Sacco Societies Regulatory Authority (SASRA) has released 2023 Annual SACCO Supervision Report, the report documents the performance, activities, and operations of SACCO Societies in Kenya.
The Cabinet Secretary Ministry of Cooperatives, Micro Small & Medium Enterprises (MSMEs) Wycliffe Oparanya who was the chief guest during release of the report on Wednesday said the SACCO industry has continued to grow, despite operating under very difficult economic conditions and several policy and market limitations.
The report indicated total membership among the 357-Regulated SACCOs has increased by 6.57% to 6.84 million in 2023 from 6.42 million reported in 2022.
The CS said the growth is a commendable growth rate however it represents just fewer than 30% of the total adult working population in Kenya.
The report indicated that loan portfolio by the Regulated SACCOs in 2023 increased by 11.50% to reach Kshs 758 billion; a marginal decline from 11.67% recorded in 2022.
Oparanya noted that although there was an increase in the growth rate of deposits by 9.95% in 2023 compared to 9.84% in 2022; the growth remains behind that of the loan portfolio which recorded a 11.50% growth. Thus the financing gap for loans was financed primarily through member share capital and retained earnings.
The Report by SASRA shows that 73.34% of the total assets of the SACCO industry is controlled by 53 SACCOs, with the remaining 304 sharing the balance of 26.66% of total assets.

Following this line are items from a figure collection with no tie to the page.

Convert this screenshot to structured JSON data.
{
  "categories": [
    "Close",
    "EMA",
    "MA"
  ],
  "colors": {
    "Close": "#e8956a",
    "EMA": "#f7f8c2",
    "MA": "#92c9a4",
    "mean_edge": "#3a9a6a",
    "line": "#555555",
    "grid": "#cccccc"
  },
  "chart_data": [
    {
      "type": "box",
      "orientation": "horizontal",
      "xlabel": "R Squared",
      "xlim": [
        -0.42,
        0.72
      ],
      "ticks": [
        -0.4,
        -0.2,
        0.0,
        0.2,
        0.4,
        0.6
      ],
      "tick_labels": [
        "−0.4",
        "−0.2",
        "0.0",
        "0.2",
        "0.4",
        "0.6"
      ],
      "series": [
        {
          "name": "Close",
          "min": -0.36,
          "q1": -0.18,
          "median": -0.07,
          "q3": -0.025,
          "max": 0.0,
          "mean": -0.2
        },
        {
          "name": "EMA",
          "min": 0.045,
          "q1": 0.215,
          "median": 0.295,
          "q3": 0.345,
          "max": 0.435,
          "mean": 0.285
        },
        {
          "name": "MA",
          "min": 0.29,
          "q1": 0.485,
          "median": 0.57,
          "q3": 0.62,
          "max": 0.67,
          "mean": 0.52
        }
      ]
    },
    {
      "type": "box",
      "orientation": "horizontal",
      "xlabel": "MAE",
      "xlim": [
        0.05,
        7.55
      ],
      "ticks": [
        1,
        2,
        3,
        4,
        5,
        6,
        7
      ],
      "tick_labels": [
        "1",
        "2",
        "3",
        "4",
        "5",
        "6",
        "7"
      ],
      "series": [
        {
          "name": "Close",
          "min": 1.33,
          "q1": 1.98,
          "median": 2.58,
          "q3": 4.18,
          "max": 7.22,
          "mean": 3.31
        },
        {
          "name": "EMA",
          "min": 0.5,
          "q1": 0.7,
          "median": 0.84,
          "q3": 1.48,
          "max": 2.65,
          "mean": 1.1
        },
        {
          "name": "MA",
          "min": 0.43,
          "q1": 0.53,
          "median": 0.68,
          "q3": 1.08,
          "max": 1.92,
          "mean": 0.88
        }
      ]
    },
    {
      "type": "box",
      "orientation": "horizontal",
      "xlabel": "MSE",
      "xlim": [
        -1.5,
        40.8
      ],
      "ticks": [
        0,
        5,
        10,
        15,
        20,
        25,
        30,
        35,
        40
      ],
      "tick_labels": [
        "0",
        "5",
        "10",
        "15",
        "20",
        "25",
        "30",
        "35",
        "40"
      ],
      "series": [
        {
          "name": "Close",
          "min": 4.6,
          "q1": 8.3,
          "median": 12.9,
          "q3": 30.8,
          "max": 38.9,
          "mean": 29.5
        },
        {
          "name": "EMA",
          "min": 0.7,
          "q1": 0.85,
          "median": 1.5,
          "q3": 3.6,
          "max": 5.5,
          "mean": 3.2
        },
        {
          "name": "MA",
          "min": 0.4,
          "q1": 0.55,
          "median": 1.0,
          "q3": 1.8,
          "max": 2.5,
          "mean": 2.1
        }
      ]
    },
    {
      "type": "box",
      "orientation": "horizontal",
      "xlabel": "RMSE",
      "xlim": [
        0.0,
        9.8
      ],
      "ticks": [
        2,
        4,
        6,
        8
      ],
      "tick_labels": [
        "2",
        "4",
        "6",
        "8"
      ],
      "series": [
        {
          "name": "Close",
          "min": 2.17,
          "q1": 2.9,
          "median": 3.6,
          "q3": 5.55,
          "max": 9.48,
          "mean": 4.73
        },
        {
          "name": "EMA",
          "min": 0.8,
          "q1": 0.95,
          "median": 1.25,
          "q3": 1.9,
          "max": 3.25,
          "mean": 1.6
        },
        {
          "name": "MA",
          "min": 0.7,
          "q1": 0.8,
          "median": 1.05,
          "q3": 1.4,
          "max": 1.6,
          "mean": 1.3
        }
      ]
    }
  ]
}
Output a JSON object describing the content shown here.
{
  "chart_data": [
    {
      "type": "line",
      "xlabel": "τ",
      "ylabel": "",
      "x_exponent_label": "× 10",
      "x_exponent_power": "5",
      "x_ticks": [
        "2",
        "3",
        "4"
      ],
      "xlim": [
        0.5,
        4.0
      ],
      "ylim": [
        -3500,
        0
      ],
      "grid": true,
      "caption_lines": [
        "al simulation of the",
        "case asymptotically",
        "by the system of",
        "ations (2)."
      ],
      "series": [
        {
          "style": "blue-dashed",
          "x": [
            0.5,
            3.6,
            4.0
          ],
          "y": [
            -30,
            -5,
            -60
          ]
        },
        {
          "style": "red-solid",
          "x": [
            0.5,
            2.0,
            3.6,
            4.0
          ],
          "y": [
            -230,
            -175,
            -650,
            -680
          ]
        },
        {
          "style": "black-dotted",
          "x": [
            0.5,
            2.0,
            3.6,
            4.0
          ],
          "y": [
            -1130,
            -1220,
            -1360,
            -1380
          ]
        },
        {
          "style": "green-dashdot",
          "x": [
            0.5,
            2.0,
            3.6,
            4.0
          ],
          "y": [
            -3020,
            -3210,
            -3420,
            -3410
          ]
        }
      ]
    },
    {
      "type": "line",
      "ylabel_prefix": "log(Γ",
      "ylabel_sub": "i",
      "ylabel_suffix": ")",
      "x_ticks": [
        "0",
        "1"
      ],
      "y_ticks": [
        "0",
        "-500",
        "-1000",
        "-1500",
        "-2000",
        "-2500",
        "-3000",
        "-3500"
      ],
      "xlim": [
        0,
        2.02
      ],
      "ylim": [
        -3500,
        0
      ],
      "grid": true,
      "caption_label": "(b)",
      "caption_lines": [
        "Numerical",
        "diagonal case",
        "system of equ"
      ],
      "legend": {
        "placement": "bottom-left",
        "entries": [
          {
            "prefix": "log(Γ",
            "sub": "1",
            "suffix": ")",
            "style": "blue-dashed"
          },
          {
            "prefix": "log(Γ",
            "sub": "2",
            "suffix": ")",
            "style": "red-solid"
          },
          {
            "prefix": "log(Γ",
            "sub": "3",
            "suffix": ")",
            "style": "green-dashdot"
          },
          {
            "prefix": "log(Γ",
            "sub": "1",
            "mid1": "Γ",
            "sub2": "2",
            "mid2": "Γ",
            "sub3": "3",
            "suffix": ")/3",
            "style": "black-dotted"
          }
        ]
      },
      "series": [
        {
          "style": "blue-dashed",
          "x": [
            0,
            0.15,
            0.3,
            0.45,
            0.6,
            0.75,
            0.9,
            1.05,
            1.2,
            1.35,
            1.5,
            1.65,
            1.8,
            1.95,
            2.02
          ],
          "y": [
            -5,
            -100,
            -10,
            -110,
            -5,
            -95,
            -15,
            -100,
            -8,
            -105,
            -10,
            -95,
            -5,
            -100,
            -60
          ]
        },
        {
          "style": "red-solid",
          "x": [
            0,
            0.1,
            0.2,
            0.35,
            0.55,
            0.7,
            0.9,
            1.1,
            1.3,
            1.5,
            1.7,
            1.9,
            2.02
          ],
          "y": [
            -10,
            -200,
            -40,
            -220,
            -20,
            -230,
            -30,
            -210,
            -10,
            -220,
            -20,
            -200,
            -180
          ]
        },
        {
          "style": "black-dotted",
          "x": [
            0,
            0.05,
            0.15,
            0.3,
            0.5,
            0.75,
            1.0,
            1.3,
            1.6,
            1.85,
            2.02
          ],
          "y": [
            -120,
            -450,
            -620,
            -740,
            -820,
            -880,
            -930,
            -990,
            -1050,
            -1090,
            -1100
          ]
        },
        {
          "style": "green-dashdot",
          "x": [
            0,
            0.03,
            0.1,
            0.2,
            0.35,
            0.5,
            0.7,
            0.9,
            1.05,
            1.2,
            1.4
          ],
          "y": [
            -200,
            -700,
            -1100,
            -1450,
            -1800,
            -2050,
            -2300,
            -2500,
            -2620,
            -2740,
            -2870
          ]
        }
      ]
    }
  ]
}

“While this is uncommon in financial sector, it raises serious policy concerns on the fate of the small SACCOs often established by a community of like-minded individuals including farmers, fishermen, boda-boda operators, businesspersons, employees etc,” Oparanya said .
He noted that such small SACCOs often provide financial services to that community in a version that large institutions including large SACCOs may not match. But again these small SACCOs are resource-constrained in multiple ways (human capital, financial and technology) limiting their ability to compete in the market place.

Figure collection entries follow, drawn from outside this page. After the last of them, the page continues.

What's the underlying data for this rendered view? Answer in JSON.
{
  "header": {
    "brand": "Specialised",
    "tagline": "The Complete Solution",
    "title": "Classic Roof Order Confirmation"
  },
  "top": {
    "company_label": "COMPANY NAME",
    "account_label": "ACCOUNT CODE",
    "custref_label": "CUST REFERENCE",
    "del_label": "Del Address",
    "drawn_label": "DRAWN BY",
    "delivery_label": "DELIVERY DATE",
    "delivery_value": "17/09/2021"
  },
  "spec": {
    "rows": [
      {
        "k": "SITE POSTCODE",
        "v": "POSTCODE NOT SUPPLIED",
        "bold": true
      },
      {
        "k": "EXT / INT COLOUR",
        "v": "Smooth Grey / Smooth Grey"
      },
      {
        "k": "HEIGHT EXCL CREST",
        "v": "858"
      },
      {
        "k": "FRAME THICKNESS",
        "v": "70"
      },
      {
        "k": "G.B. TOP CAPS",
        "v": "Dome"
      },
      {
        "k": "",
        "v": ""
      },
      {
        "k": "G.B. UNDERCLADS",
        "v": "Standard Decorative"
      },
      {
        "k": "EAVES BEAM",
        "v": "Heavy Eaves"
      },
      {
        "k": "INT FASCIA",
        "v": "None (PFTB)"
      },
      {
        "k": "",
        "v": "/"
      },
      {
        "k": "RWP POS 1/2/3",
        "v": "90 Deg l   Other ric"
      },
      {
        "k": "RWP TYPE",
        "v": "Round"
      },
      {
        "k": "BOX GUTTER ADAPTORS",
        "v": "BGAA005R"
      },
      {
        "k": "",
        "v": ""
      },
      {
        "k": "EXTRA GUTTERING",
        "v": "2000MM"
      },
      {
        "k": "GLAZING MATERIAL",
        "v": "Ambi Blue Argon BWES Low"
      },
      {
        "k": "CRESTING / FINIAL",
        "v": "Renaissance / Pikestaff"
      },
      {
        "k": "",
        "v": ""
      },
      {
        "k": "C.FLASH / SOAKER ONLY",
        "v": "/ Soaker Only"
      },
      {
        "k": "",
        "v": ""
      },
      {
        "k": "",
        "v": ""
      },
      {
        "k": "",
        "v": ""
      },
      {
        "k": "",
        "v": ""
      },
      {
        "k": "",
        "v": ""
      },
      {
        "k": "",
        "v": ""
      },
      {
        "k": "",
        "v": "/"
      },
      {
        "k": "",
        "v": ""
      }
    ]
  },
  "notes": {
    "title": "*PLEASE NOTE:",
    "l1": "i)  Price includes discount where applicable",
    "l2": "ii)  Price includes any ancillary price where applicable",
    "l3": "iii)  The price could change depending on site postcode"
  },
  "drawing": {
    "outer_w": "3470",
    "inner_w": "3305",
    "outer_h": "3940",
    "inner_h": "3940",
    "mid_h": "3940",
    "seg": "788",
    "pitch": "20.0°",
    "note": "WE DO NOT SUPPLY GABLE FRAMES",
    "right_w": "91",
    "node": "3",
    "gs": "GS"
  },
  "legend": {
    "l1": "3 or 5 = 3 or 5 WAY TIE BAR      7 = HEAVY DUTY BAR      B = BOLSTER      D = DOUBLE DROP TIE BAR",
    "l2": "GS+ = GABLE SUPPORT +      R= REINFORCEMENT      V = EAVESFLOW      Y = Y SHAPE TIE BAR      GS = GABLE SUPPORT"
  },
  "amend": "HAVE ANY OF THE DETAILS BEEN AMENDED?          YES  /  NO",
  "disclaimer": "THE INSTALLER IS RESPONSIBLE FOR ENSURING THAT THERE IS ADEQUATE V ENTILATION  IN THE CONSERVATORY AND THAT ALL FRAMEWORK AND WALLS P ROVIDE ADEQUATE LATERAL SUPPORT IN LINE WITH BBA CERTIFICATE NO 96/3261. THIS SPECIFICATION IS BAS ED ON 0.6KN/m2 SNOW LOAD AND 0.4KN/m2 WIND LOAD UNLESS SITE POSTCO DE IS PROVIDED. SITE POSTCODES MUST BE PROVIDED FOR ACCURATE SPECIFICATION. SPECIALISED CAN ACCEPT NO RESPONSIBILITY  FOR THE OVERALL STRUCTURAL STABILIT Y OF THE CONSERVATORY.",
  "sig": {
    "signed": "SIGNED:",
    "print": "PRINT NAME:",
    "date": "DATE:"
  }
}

In 2023 non-remitted amount stood at Ksh.2.59 Billion with 82 SACCOs. While this is an improvement from the high of Ksh.3.4billion reported in 2021, the impact on SACCO operations and hence members financial wellbeing has been devastating. Sadly, the biggest culprits in this challenge remain public sector employers lead by County Governments (owing Ksh.865 Million or 33%), public universities and tertiary education institutions (owing Ksh.958 Million or 34%).
Patrick Kilemi Principal Secretary, State Department Co-operatives assured Sacco members that deposits of the Saccos are safe and the government will ensure all their money are recovered for Saccos that have issues.
“The new CS has been supportive, he has the experience to steer the movement to positive path in ensuring assets of our people are protected,” he said.
Jack Ranguma Chairman, Board of Directors SASRA said the report provides an appreciation of the cooperative model and architecture as a global tool for financial inclusion based on the cooperative values, ethical beliefs and principles.
The report also provides insights into the global and national operations, financial condition and performance, and regulatory compliance of Regulated Saccos in the country and the challenges thereto.
“Besides, the report provides a basis for review and development of policy interventions to address emerging challenges in the Sacco industry as identified in the course of our supervisory endeavors,” Ranguma said.
SASRA CEO Peter Njuguna said the increase in membership of regulated SACCOs is a further testament of the increasing awareness and trust that Saccos can provide a viable financial intermediation.
The SACCO Authority has been consistently releasing the annual report since commencement of its operations in 2010. It called for adequate financial resources to achieve policy outcomes and effectively oversight the regulated SACCO industry.